What does this mean for you as a buildfarm-animal maintainer? You need to reconfigure it to use git. I expect Andrew to post instructions on exactly what to do, and keep track of who hasn't done it ;)

Thanks and Well done to all the people involved in making this happen!

Comments

Bravo.

This is what I love about the Postgres community. A task may take time, which can be frustrating for some, but it will be done right.

Posted on Sep 21, 2010 at 12:56 by Gurjeet Singh.

kudos !

Posted on Sep 21, 2010 at 13:32 by damien clochard.

Hip, hip, hooray!

Posted on Sep 21, 2010 at 14:28 by gabrielle.

I think you misunderstood the goal of the separate 'Author'-field in git. To my best knowledge, Author is meant for showing the committer of the original commit, and Committer for when a rebase or cherry-pick or some such is run, recreating commits based on a different commit than the one the original was based on.

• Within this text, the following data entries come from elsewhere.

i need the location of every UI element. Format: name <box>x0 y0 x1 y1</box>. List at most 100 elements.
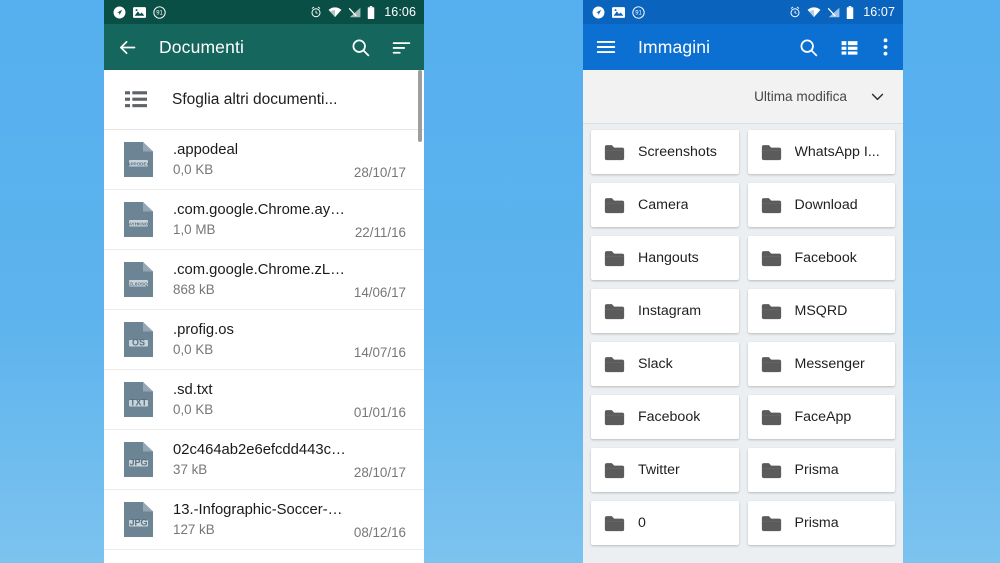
folder-card[interactable]: Prisma <box>747 501 895 545</box>
file-row[interactable]: APPODEA .appodeal 0,0 KB 28/10/17 <box>104 130 424 190</box>
folder-grid-row: Screenshots WhatsApp I... <box>591 130 895 174</box>
hamburger-icon[interactable] <box>594 35 618 59</box>
file-list: APPODEA .appodeal 0,0 KB 28/10/17 AYHKNO .com… <box>104 130 424 550</box>
file-meta: 13.-Infographic-Soccer-Ball-Element... 12… <box>173 501 346 538</box>
file-list-scroll-area[interactable]: Sfoglia altri documenti... APPODEA .appod… <box>104 70 424 563</box>
svg-text:91: 91 <box>156 10 163 16</box>
svg-text:OS: OS <box>132 337 145 347</box>
folder-grid-row: 0 Prisma <box>591 501 895 545</box>
toolbar-images: Immagini <box>583 24 903 70</box>
folder-icon <box>761 462 782 479</box>
folder-icon <box>604 250 625 267</box>
file-type-icon: ZL6OSQ <box>123 261 157 298</box>
folder-card[interactable]: Prisma <box>747 448 895 492</box>
file-meta: .com.google.Chrome.ayHknO 1,0 MB <box>173 201 347 238</box>
sort-icon[interactable] <box>389 35 413 59</box>
file-name: .com.google.Chrome.ayHknO <box>173 202 347 219</box>
browse-more-documents-label: Sfoglia altri documenti... <box>172 90 338 108</box>
alarm-icon <box>310 6 322 18</box>
file-name: 13.-Infographic-Soccer-Ball-Element... <box>173 502 346 519</box>
status-bar-clock: 16:07 <box>863 5 895 19</box>
folder-icon <box>761 197 782 214</box>
folder-icon <box>604 303 625 320</box>
folder-grid-row: Hangouts Facebook <box>591 236 895 280</box>
folder-icon <box>761 250 782 267</box>
folder-card[interactable]: Hangouts <box>591 236 739 280</box>
toolbar-actions-right-phone <box>796 35 892 59</box>
svg-text:91: 91 <box>635 10 642 16</box>
sort-bar[interactable]: Ultima modifica <box>583 70 903 124</box>
folder-card[interactable]: Twitter <box>591 448 739 492</box>
file-size: 0,0 KB <box>173 341 214 357</box>
search-icon[interactable] <box>796 35 820 59</box>
file-type-icon: JPG <box>123 501 157 538</box>
folder-icon <box>604 197 625 214</box>
folder-card[interactable]: 0 <box>591 501 739 545</box>
folder-label: WhatsApp I... <box>794 144 880 160</box>
folder-card[interactable]: Facebook <box>591 395 739 439</box>
view-list-icon[interactable] <box>837 35 861 59</box>
file-row[interactable]: OS .profig.os 0,0 KB 14/07/16 <box>104 310 424 370</box>
battery-icon <box>846 5 854 19</box>
folder-icon <box>761 356 782 373</box>
file-date: 22/11/16 <box>354 225 406 240</box>
folder-card[interactable]: WhatsApp I... <box>747 130 895 174</box>
file-name: .appodeal <box>173 142 239 159</box>
chevron-down-icon[interactable] <box>869 88 886 105</box>
folder-icon <box>604 409 625 426</box>
battery-icon <box>367 5 375 19</box>
folder-card[interactable]: Facebook <box>747 236 895 280</box>
folder-icon <box>604 356 625 373</box>
folder-icon <box>604 144 625 161</box>
folder-card[interactable]: MSQRD <box>747 289 895 333</box>
folder-icon <box>761 515 782 532</box>
navigation-icon <box>592 6 605 19</box>
file-size: 1,0 MB <box>173 221 216 237</box>
search-icon[interactable] <box>348 35 372 59</box>
file-row[interactable]: JPG 02c464ab2e6efcdd443cbea1e85be... 37 kB… <box>104 430 424 490</box>
file-row[interactable]: JPG 13.-Infographic-Soccer-Ball-Element..… <box>104 490 424 550</box>
status-bar-right-icons-right: 16:07 <box>789 5 895 19</box>
folder-grid-row: Facebook FaceApp <box>591 395 895 439</box>
navigation-icon <box>113 6 126 19</box>
folder-grid-row: Slack Messenger <box>591 342 895 386</box>
folder-label: Prisma <box>794 515 839 531</box>
folder-label: Camera <box>638 197 689 213</box>
badge-91-icon: 91 <box>153 5 166 19</box>
folder-label: Facebook <box>638 409 701 425</box>
page-title: Immagini <box>638 36 711 57</box>
folder-card[interactable]: FaceApp <box>747 395 895 439</box>
overflow-menu-icon[interactable] <box>878 35 892 59</box>
folder-label: MSQRD <box>794 303 848 319</box>
status-bar-clock: 16:06 <box>384 5 416 19</box>
folder-label: Download <box>794 197 858 213</box>
image-icon <box>133 6 146 18</box>
svg-text:JPG: JPG <box>129 457 147 467</box>
file-row[interactable]: AYHKNO .com.google.Chrome.ayHknO 1,0 MB 22/… <box>104 190 424 250</box>
file-meta: 02c464ab2e6efcdd443cbea1e85be... 37 kB <box>173 441 346 478</box>
file-name: .com.google.Chrome.zL6oSQ <box>173 262 346 279</box>
image-icon <box>612 6 625 18</box>
file-size: 37 kB <box>173 461 208 477</box>
browse-more-documents-row[interactable]: Sfoglia altri documenti... <box>104 70 424 130</box>
folder-card[interactable]: Slack <box>591 342 739 386</box>
list-icon <box>125 90 147 109</box>
badge-91-icon: 91 <box>632 5 645 19</box>
status-bar-left-icons-right: 91 <box>592 5 645 19</box>
file-row[interactable]: TXT .sd.txt 0,0 KB 01/01/16 <box>104 370 424 430</box>
folder-card[interactable]: Messenger <box>747 342 895 386</box>
svg-text:TXT: TXT <box>130 397 148 407</box>
arrow-back-icon[interactable] <box>115 35 139 59</box>
folder-icon <box>604 515 625 532</box>
file-size: 0,0 KB <box>173 401 214 417</box>
folder-icon <box>761 144 782 161</box>
folder-card[interactable]: Camera <box>591 183 739 227</box>
folder-card[interactable]: Download <box>747 183 895 227</box>
folder-grid: Screenshots WhatsApp I... Camera Download Ha… <box>583 124 903 563</box>
file-row[interactable]: ZL6OSQ .com.google.Chrome.zL6oSQ 868 kB 14/… <box>104 250 424 310</box>
folder-label: Twitter <box>638 462 680 478</box>
file-date: 28/10/17 <box>353 165 406 180</box>
folder-label: Prisma <box>794 462 839 478</box>
folder-card[interactable]: Screenshots <box>591 130 739 174</box>
folder-card[interactable]: Instagram <box>591 289 739 333</box>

In fact, because it's usually not so interesting to know who rebased or cherry-picked a certain commit, the Committer field is not shown by git commands with --pretty up to and including 'medium' (which is the default setting for git-log and git-whatchanged, for example).

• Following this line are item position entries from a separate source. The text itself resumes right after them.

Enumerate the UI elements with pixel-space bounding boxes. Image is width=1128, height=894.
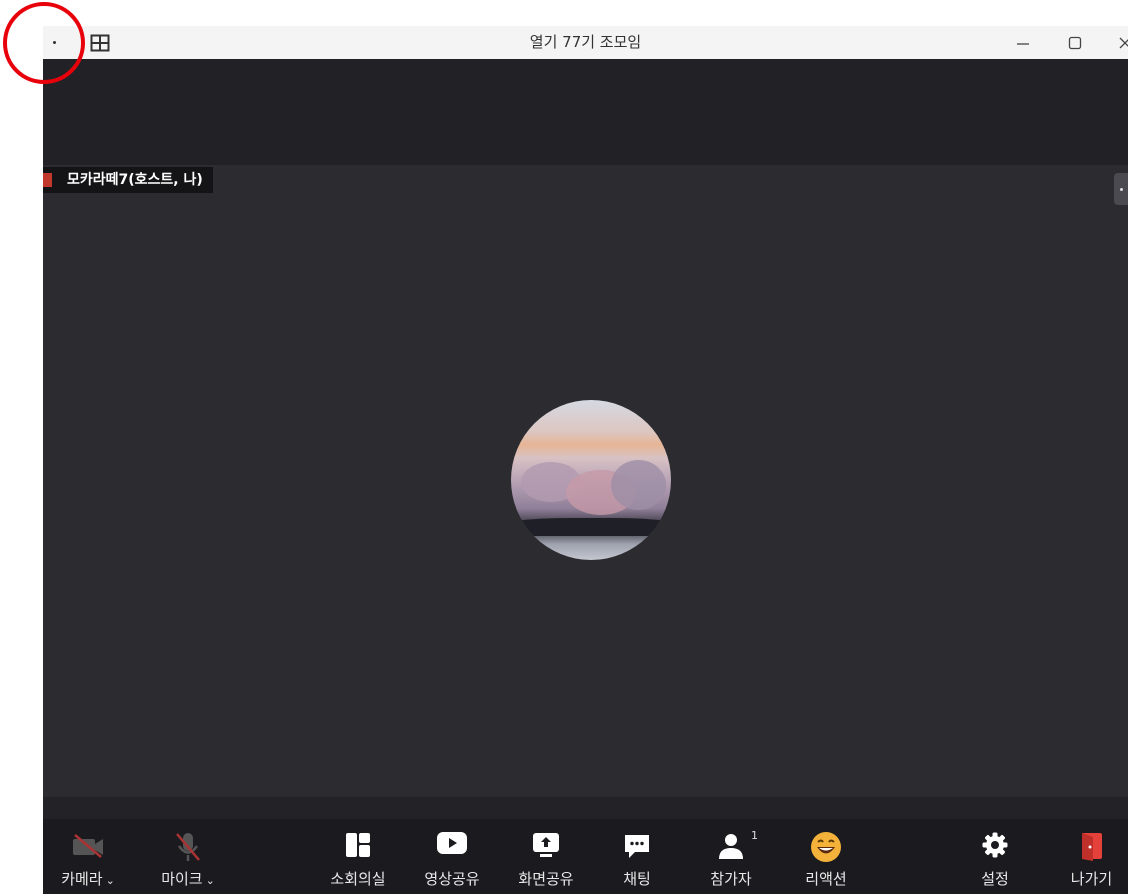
reaction-button[interactable]: 리액션 bbox=[783, 819, 869, 894]
meeting-toolbar: 카메라 ⌄ 마이크 ⌄ 소회의실 영상공유 화면공유 채팅 1 참가자 리액션 … bbox=[43, 819, 1128, 894]
participant-name: 모카라떼7(호스트, 나) bbox=[67, 172, 203, 188]
side-panel-handle[interactable] bbox=[1114, 173, 1128, 205]
microphone-chevron-icon[interactable]: ⌄ bbox=[206, 874, 215, 887]
screen-share-button[interactable]: 화면공유 bbox=[503, 819, 589, 894]
gear-icon bbox=[982, 832, 1008, 858]
settings-label: 설정 bbox=[981, 870, 1009, 888]
minimize-icon bbox=[1017, 42, 1029, 45]
reaction-label: 리액션 bbox=[805, 870, 847, 888]
title-bar: 열기 77기 조모임 bbox=[43, 26, 1128, 59]
bottom-strip bbox=[43, 797, 1128, 819]
screen-share-icon bbox=[533, 833, 559, 857]
participants-label: 참가자 bbox=[710, 870, 752, 888]
chat-label: 채팅 bbox=[623, 870, 651, 888]
video-stage: 모카라떼7(호스트, 나) bbox=[43, 165, 1128, 797]
leave-button[interactable]: 나가기 bbox=[1055, 819, 1128, 894]
leave-label: 나가기 bbox=[1070, 870, 1113, 888]
participant-avatar bbox=[511, 400, 671, 560]
participants-button[interactable]: 1 참가자 bbox=[689, 819, 773, 894]
settings-button[interactable]: 설정 bbox=[955, 819, 1035, 894]
maximize-icon bbox=[1068, 36, 1082, 49]
top-video-strip bbox=[43, 59, 1128, 165]
minimize-button[interactable] bbox=[1009, 26, 1037, 59]
camera-label: 카메라 ⌄ bbox=[61, 870, 115, 888]
meeting-window: 열기 77기 조모임 모카라떼7(호스트, 나) 카메라 ⌄ 마이크 ⌄ 소회의… bbox=[43, 26, 1128, 894]
window-title: 열기 77기 조모임 bbox=[529, 33, 642, 51]
breakout-rooms-label: 소회의실 bbox=[330, 870, 386, 888]
microphone-label: 마이크 ⌄ bbox=[161, 870, 215, 888]
participants-icon bbox=[719, 834, 743, 859]
leave-door-icon bbox=[1081, 833, 1102, 861]
screen-share-label: 화면공유 bbox=[518, 870, 574, 888]
close-button[interactable] bbox=[1111, 26, 1128, 59]
handle-dot-icon bbox=[1119, 187, 1123, 191]
video-share-label: 영상공유 bbox=[424, 870, 480, 888]
camera-off-icon bbox=[73, 834, 103, 858]
camera-button[interactable]: 카메라 ⌄ bbox=[43, 819, 133, 894]
host-badge-icon bbox=[43, 173, 52, 187]
camera-chevron-icon[interactable]: ⌄ bbox=[106, 874, 115, 887]
chat-icon bbox=[625, 835, 649, 858]
laughing-face-icon bbox=[811, 832, 841, 862]
youtube-play-icon bbox=[437, 832, 467, 854]
participants-count: 1 bbox=[751, 829, 758, 842]
chat-button[interactable]: 채팅 bbox=[599, 819, 675, 894]
annotation-circle bbox=[3, 2, 85, 84]
breakout-rooms-button[interactable]: 소회의실 bbox=[315, 819, 401, 894]
maximize-button[interactable] bbox=[1061, 26, 1089, 59]
microphone-off-icon bbox=[176, 833, 200, 861]
participant-name-tag: 모카라떼7(호스트, 나) bbox=[43, 167, 213, 193]
close-icon bbox=[1119, 37, 1128, 48]
microphone-button[interactable]: 마이크 ⌄ bbox=[143, 819, 233, 894]
breakout-rooms-icon bbox=[346, 833, 370, 857]
gallery-view-button[interactable] bbox=[89, 26, 111, 59]
grid-view-icon bbox=[90, 34, 110, 51]
video-share-button[interactable]: 영상공유 bbox=[410, 819, 494, 894]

So the requirement that the two are always the same seems a bit strange to me (I mean, which one do you keep when someone cherry-picks changes from a different branch?); I think it would be better to simply ask people allowed to push patches to the PostgreSQL master to set their own name and email address in .gitconfig (or for all postgresql checkouts, in .git/config), and not override that. Patches from people not having write access to the main PostgreSQL git repo will then automatically get an 'Author' field set to the person with write access who applies his patch and commits it.

Anyway, kudos on having switched to one of the most awesome VC systems on the planet! :-)

(PS. Could you please turn on nl2br on this blog? I can't figure out any way to type newlines in my comment, so this one became one huge blob of text, which doesn't help it's legibility. Or is there some other way to type newlines here?)

Posted on Sep 21, 2010 at 16:59 by Sytse Wielinga.

From the perspective of the repository, we don't cherry pick. We don't merge. This is just one of the ways to enforce this.

And we don't override anything. If the two fields don't match, we reject the push and the committer gets to fix his problem and try again.

(As for nl2br - I had it on before, and it broke something else. I'll see if I can figure out how to set it for just comments)

Posted on Sep 21, 2010 at 17:02 by Magnus.

Turns out I could - so I've enabled nl2br for the comments. Thanks for pointing that out.

Posted on Sep 21, 2010 at 17:04 by Magnus.

You don't cherry pick? So how do you backport important patches from the trunk to older stable branches? That's what cherry pick is for, mainly.. it's simply a shortcut for git diff blah^ blah | patch -p1, with the additional benefits that a merge is automatically tried (with failing hunks marked in the source files and not automatically added to the index) and added to the index, and optionally automatically committed, also with the option of editing the comment with your favorite editor before you commit. So why not use it if it's there?

I've personally always seen it as a tool to accomplish the same thing more efficiently, not as something that changes the way you work with git.

Thanks for the amazingly fast response btw.

Posted on Sep 21, 2010 at 17:14 by Sytse Wielinga.

Maybe just wrong choice of terminology. We don't necessarily use "git cherry-pick", no. We might do that more - we just don't know yet :-)

So we probably do, just not necessarily with the tool - just yet.

Posted on Sep 21, 2010 at 17:22 by Magnus Hagander.

Exactly my point :-)

Posted on Sep 21, 2010 at 17:30 by Sytse Wielinga.

We'll get there, likely. Keep in mind that several of the key committers are not yet familiar with git. So we're taking this by baby steps.

Posted on Sep 22, 2010 at 03:05 by Tom Lane.

Add comment

New comments can no longer be posted on this entry.